La directrice du renseignement américain accuse Barack Obama d’avoir orchestré un « coup d’État » contre Trump

Tulsi Gabbard, directrice du renseignement national américain, a récemment lancé des accusations explosives à l’encontre de l’ancien président Barack Obama, qu’elle accuse de « conspiration traîtresse ». Dans une série de publications sur la plateforme X, en date du vendredi 18 juillet dernier, elle dénonce ce qu’elle décrit comme des pressions exercées par l’administration Obama sur la CIA. L’objectif de ces pressions aurait été de fabriquer des preuves concernant une ingérence russe dans les élections présidentielles de 2016.

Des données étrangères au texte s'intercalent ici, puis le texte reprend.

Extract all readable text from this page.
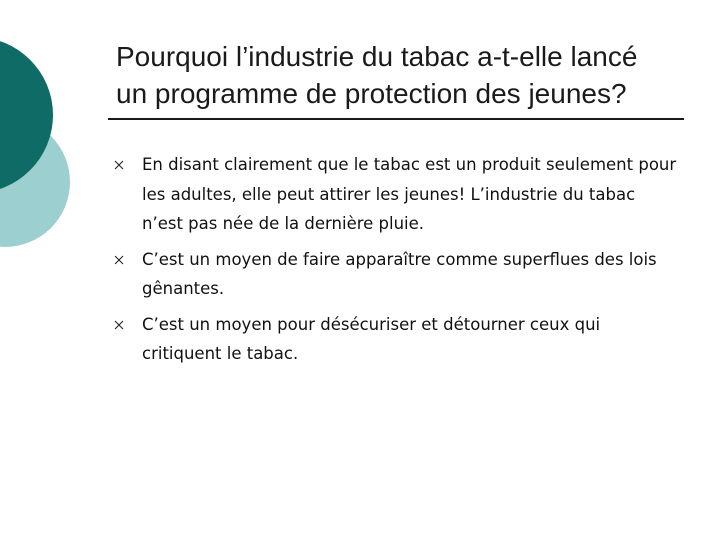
Pourquoi l’industrie du tabac a-t-elle lancé
un programme de protection des jeunes?
En disant clairement que le tabac est un produit seulement pour
les adultes, elle peut attirer les jeunes! L’industrie du tabac
n’est pas née de la dernière pluie.
C’est un moyen de faire apparaître comme superflues des lois
gênantes.
C’est un moyen pour désécuriser et détourner ceux qui
critiquent le tabac.
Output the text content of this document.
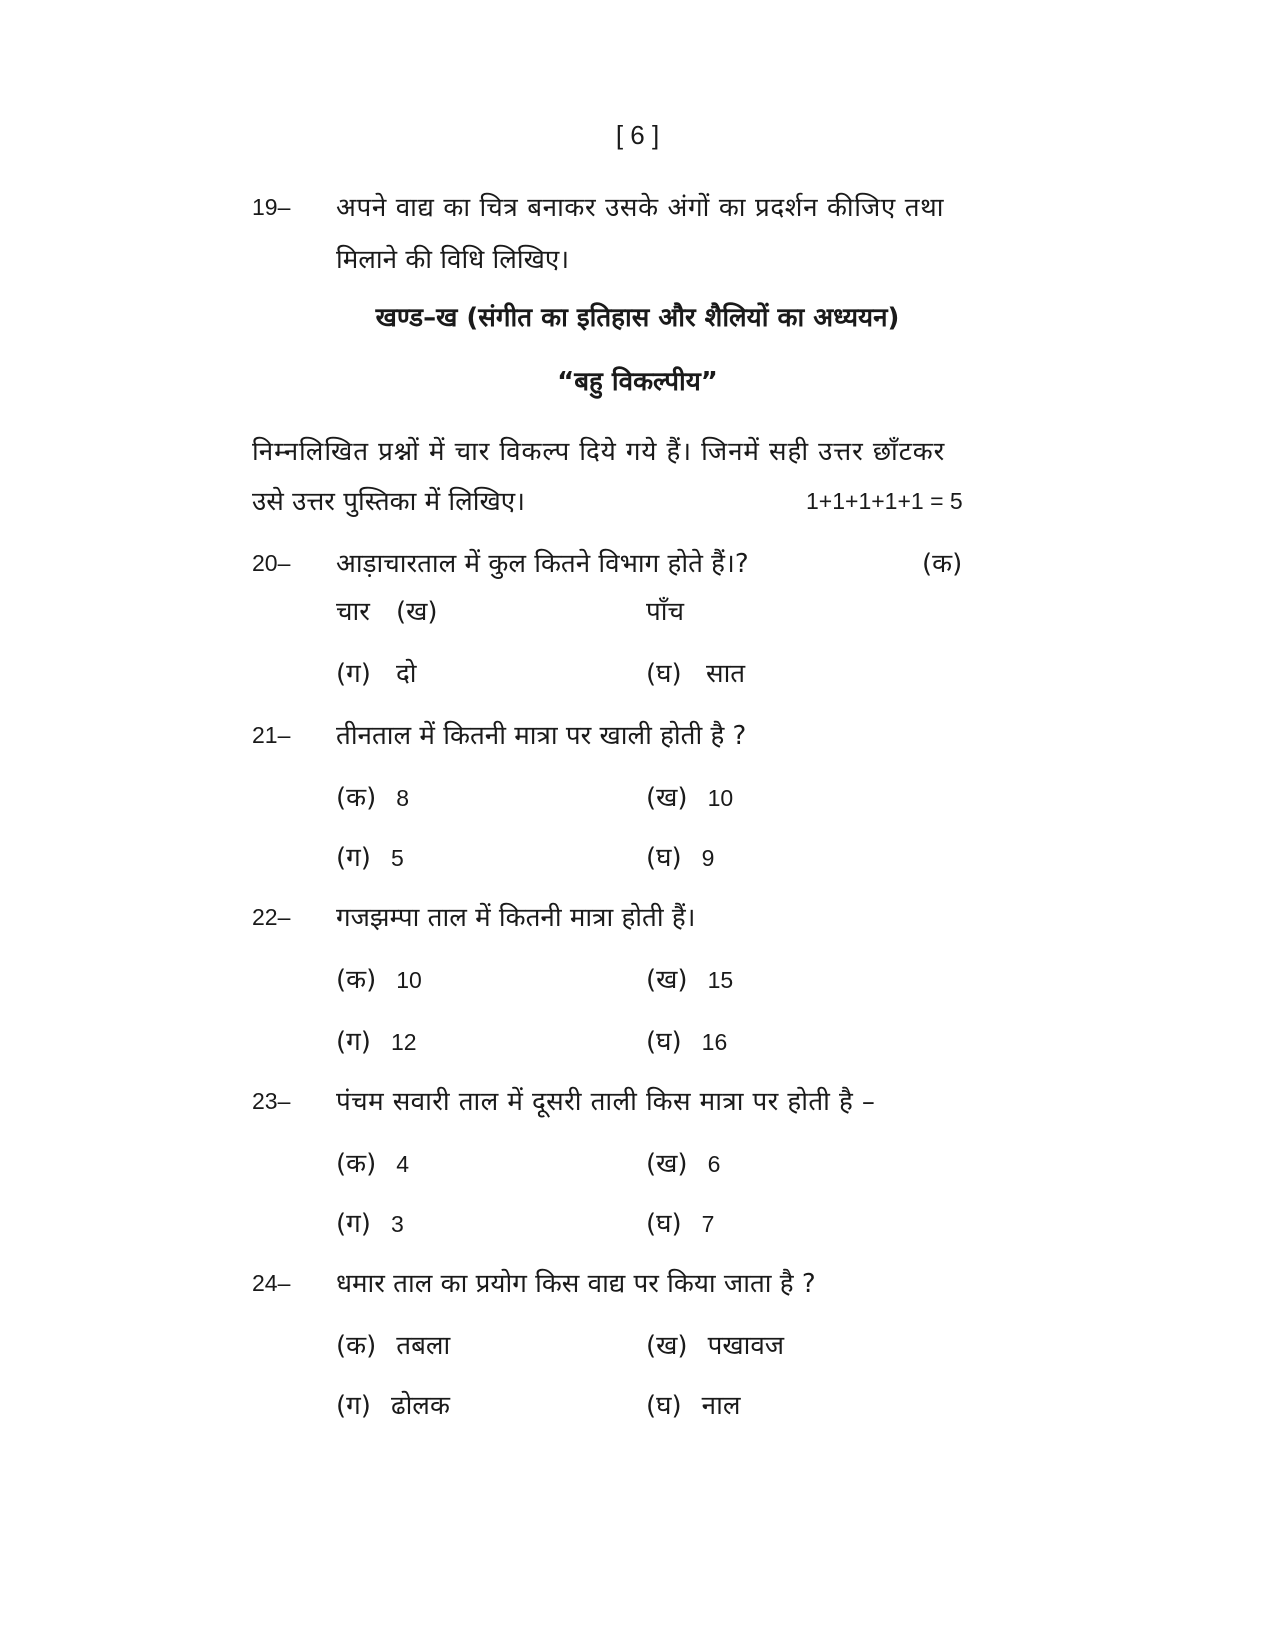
[ 6 ]
19– अपने वाद्य का चित्र बनाकर उसके अंगों का प्रदर्शन कीजिए तथा
मिलाने की विधि लिखिए।
खण्ड–ख (संगीत का इतिहास और शैलियों का अध्ययन)
“बहु विकल्पीय”
निम्नलिखित प्रश्नों में चार विकल्प दिये गये हैं। जिनमें सही उत्तर छाँटकर
उसे उत्तर पुस्तिका में लिखिए।	1+1+1+1+1 = 5
20– आड़ाचारताल में कुल कितने विभाग होते हैं।?	(क)
चार (ख)	पाँच
(ग) दो	(घ) सात
21– तीनताल में कितनी मात्रा पर खाली होती है ?
(क) 8	(ख) 10
(ग) 5	(घ) 9
22– गजझम्पा ताल में कितनी मात्रा होती हैं।
(क) 10	(ख) 15
(ग) 12	(घ) 16
23– पंचम सवारी ताल में दूसरी ताली किस मात्रा पर होती है –
(क) 4	(ख) 6
(ग) 3	(घ) 7
24– धमार ताल का प्रयोग किस वाद्य पर किया जाता है ?
(क) तबला	(ख) पखावज
(ग) ढोलक	(घ) नाल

Cette ancienne représentante démocrate, originaire d’Hawaï, a rejoint le camp de Donald Trump un mois avant les élections de 2024. Elle s’est rapidement imposée comme une figure proche du cercle intérieur du candidat républicain. Actuellement, elle mène une campagne médiatique pour démontrer que l’équipe d’Obama aurait « préparé le terrain pour un coup d’État » contre Donald Trump, suite à sa victoire sur Hillary Clinton en 2016.
Selon Tulsi Gabbard, l’administration Obama aurait « fabriqué et politisé des renseignements » suggérant une manipulation des résultats électoraux par la Russie. Elle affirme que le but ultime était de « subvertir la volonté du peuple américain » et d’empêcher Trump de remplir son mandat. Pour étayer ses allégations, Gabbard a mis à disposition de la Justice, samedi 19 juillet, une série de documents. Ces pièces, selon le *Guardian*, incluent une évaluation partielle des services de renseignement sur les cybermenaces de 2016 et des notes provenant du bureau de James Clapper, l’ancien directeur du renseignement national.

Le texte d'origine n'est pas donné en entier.